As part of its plans to overhaul the country's immigration system, the Trump administration has proposed changing the H-1B visa program. According to the Trump administration, the new regulations will likely increase the number of H-1B visa holders with master's degrees or other advanced degrees from U.S. institutions, thereby making the selection process one based more on merit than luck.

The Department of Homeland Security's U.S. Citizenship and Immigration Services (USCIS) has proposed reversing the order in which it currently selects who receives an H-1B visa. "This proposed change would increase the chances that beneficiaries with a master's or higher degree from a U.S. institution of higher education would be selected under the H-1B cap and that H-1B visas would be awarded to the most-skilled and highest-paid beneficiaries," USCIS said in a notice of proposed rulemaking.

In fact, the agency estimates its proposed regulation change will boost the number of selected H-1B beneficiaries who hold a master's or other advanced degree from a U.S. institution of higher education by up to 16 percent.

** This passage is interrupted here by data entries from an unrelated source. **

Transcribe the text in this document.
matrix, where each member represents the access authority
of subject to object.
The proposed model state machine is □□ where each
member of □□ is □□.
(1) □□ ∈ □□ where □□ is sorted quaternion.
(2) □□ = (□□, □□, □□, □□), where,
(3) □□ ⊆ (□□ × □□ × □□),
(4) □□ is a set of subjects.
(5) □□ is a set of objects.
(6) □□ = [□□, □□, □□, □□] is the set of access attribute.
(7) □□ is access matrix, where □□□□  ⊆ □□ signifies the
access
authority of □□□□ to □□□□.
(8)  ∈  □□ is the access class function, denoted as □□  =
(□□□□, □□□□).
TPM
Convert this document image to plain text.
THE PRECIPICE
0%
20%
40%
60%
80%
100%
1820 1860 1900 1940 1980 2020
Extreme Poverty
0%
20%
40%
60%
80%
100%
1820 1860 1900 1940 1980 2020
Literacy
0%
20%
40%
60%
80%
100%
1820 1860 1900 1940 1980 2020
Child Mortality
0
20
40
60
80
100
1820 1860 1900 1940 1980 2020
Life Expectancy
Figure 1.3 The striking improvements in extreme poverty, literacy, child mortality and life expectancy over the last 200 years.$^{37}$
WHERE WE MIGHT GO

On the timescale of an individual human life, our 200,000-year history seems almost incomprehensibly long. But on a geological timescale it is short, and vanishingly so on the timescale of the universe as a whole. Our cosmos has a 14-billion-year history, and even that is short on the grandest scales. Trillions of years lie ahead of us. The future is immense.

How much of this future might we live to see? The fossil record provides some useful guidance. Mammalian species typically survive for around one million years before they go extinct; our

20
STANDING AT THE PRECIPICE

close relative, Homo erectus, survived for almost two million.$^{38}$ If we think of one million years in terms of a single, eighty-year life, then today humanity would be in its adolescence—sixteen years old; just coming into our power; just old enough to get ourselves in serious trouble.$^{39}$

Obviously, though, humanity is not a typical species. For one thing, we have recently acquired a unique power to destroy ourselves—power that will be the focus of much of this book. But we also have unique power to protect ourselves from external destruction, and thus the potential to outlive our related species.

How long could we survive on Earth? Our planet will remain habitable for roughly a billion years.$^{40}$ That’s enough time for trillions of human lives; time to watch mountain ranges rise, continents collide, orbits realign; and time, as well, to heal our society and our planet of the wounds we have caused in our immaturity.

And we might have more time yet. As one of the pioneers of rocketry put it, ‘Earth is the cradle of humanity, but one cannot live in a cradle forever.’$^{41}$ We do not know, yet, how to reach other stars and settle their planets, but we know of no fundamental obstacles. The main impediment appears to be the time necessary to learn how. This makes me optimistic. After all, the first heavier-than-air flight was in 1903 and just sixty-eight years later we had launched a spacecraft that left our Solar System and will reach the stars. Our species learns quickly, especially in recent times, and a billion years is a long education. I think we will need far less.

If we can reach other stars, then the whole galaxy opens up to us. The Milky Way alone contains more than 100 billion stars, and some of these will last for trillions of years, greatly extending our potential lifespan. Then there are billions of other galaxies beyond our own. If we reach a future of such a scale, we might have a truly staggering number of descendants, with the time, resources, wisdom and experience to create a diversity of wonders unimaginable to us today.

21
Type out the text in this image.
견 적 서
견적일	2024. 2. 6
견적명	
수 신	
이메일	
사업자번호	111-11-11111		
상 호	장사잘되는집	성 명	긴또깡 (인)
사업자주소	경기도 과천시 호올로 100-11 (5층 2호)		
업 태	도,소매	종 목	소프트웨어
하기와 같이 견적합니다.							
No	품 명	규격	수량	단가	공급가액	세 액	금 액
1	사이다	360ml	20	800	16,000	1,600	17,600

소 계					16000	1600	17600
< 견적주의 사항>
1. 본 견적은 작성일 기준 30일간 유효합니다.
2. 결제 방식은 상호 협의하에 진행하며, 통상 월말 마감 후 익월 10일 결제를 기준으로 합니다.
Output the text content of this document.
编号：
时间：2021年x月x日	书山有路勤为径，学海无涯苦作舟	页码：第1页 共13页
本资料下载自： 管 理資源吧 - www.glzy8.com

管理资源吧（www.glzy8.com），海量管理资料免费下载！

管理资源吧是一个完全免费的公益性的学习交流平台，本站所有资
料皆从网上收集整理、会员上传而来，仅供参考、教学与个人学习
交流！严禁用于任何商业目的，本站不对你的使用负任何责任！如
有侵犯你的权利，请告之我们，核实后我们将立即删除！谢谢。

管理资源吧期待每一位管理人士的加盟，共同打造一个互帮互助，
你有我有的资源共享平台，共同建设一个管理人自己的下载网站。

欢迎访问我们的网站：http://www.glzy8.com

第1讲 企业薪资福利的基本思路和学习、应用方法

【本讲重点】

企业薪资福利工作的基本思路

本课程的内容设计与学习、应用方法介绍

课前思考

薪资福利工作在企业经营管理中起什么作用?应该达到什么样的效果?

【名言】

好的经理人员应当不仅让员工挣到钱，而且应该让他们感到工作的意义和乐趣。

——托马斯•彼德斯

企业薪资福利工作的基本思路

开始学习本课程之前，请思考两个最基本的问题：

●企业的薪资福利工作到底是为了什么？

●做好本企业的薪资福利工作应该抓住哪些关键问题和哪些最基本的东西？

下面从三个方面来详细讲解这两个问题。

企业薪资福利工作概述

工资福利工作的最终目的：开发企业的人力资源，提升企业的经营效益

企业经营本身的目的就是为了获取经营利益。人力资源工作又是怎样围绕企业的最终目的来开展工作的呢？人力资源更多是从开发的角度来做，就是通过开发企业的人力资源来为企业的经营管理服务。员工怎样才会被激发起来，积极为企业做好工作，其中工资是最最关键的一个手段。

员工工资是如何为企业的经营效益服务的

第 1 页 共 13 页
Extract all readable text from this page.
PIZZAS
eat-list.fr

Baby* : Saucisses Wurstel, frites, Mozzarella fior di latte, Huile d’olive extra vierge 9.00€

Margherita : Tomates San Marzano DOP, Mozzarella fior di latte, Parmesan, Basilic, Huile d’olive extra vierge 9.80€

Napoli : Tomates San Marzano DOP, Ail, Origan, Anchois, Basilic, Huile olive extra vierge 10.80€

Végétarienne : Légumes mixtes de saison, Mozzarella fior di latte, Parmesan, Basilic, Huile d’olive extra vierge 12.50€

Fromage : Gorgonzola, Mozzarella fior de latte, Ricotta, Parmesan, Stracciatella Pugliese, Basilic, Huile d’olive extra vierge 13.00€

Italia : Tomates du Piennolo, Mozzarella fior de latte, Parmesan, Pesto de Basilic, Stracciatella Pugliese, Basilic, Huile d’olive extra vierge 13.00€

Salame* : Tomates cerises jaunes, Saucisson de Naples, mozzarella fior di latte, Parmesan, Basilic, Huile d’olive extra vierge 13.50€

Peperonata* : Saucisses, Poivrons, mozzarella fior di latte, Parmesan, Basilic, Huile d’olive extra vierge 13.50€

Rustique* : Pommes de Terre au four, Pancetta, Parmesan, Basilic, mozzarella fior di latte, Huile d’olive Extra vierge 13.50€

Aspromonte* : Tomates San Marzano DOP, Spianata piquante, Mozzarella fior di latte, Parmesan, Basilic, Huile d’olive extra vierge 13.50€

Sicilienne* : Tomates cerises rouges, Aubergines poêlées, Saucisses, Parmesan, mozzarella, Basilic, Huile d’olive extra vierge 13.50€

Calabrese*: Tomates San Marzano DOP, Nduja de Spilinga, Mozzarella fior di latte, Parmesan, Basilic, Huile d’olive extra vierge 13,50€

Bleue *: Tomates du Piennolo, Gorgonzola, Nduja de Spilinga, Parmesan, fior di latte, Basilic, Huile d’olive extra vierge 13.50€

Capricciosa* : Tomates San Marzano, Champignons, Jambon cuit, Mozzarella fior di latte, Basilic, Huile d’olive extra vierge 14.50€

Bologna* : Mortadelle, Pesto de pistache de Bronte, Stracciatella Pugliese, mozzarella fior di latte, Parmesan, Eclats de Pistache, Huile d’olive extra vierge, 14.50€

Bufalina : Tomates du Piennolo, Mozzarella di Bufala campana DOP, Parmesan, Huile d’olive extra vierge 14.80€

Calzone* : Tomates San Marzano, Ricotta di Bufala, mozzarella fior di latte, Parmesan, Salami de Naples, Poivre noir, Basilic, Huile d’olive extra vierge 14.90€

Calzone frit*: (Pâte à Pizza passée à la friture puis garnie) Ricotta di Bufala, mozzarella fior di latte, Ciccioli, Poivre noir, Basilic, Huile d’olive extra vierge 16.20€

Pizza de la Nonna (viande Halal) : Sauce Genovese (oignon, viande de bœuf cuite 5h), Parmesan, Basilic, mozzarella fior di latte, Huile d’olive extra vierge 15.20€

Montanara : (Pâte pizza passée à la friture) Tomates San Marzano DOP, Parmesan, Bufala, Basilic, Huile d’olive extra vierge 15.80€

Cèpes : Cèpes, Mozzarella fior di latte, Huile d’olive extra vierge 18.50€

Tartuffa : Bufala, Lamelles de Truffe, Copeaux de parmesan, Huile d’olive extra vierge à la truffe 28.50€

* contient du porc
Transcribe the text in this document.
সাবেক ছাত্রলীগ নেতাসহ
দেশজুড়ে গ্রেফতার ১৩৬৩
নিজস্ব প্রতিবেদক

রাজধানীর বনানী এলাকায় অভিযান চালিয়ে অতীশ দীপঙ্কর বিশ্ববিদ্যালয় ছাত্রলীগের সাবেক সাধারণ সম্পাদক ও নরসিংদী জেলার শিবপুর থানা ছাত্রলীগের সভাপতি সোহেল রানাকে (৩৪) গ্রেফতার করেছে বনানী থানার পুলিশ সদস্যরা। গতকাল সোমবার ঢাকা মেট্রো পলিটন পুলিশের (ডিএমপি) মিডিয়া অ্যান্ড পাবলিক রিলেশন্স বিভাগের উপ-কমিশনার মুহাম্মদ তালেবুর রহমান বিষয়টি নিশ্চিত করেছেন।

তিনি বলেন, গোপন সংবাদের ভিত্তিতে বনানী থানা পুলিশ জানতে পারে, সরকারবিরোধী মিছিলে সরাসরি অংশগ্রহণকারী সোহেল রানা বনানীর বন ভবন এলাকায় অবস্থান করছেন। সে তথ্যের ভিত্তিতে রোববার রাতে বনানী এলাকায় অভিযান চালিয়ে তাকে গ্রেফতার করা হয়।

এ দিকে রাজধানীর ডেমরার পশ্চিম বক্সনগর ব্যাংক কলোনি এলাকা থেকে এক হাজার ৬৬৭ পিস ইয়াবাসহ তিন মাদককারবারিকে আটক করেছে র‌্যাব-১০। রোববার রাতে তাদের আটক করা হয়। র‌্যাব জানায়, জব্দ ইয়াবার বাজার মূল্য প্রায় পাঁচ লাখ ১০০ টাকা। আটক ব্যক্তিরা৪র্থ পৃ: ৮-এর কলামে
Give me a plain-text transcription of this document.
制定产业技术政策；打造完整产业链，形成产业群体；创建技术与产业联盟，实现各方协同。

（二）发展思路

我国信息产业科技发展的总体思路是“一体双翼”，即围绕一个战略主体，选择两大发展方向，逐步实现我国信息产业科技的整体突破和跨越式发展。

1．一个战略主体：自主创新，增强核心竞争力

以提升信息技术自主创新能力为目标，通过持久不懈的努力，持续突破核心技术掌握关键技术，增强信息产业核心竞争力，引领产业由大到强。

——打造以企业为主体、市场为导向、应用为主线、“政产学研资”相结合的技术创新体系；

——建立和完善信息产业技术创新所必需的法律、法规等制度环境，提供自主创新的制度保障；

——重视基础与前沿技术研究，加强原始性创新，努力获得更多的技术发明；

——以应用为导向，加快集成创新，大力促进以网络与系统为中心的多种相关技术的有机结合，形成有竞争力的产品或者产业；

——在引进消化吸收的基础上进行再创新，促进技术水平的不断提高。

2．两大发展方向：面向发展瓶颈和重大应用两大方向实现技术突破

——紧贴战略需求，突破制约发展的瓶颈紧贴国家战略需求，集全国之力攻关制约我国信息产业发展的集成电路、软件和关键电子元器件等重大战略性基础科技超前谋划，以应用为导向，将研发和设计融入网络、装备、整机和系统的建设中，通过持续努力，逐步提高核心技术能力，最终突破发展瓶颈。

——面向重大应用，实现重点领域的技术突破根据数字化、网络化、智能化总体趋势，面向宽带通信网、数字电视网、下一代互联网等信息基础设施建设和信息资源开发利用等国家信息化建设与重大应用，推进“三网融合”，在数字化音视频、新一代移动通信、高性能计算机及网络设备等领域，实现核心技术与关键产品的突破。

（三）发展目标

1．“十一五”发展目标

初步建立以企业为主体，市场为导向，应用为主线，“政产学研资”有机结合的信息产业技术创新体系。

Under the current system, U.S. employers seeking to hire foreign workers must submit a petition for a H-1B visa to the Department of Homeland Security's U.S. Citizenship and Immigration Services (USCIS). While the federal agency caps the annual number of H-1B visas it doles out at 65,000, it allocates another 20,000 H-1B visas specifically for foreigners who hold a master's degree, doctorate, or other advanced degree from a U.S. institution of higher education.

According to the American Immigration Council, demand for H-1B visas is traditionally greater than the supply allocated, especially as technology firms seek to hire talent they say they aren't finding in the United States. In fact, in the last six years, the number of applicants reached the annual H-1B cap just five days after the application process opened.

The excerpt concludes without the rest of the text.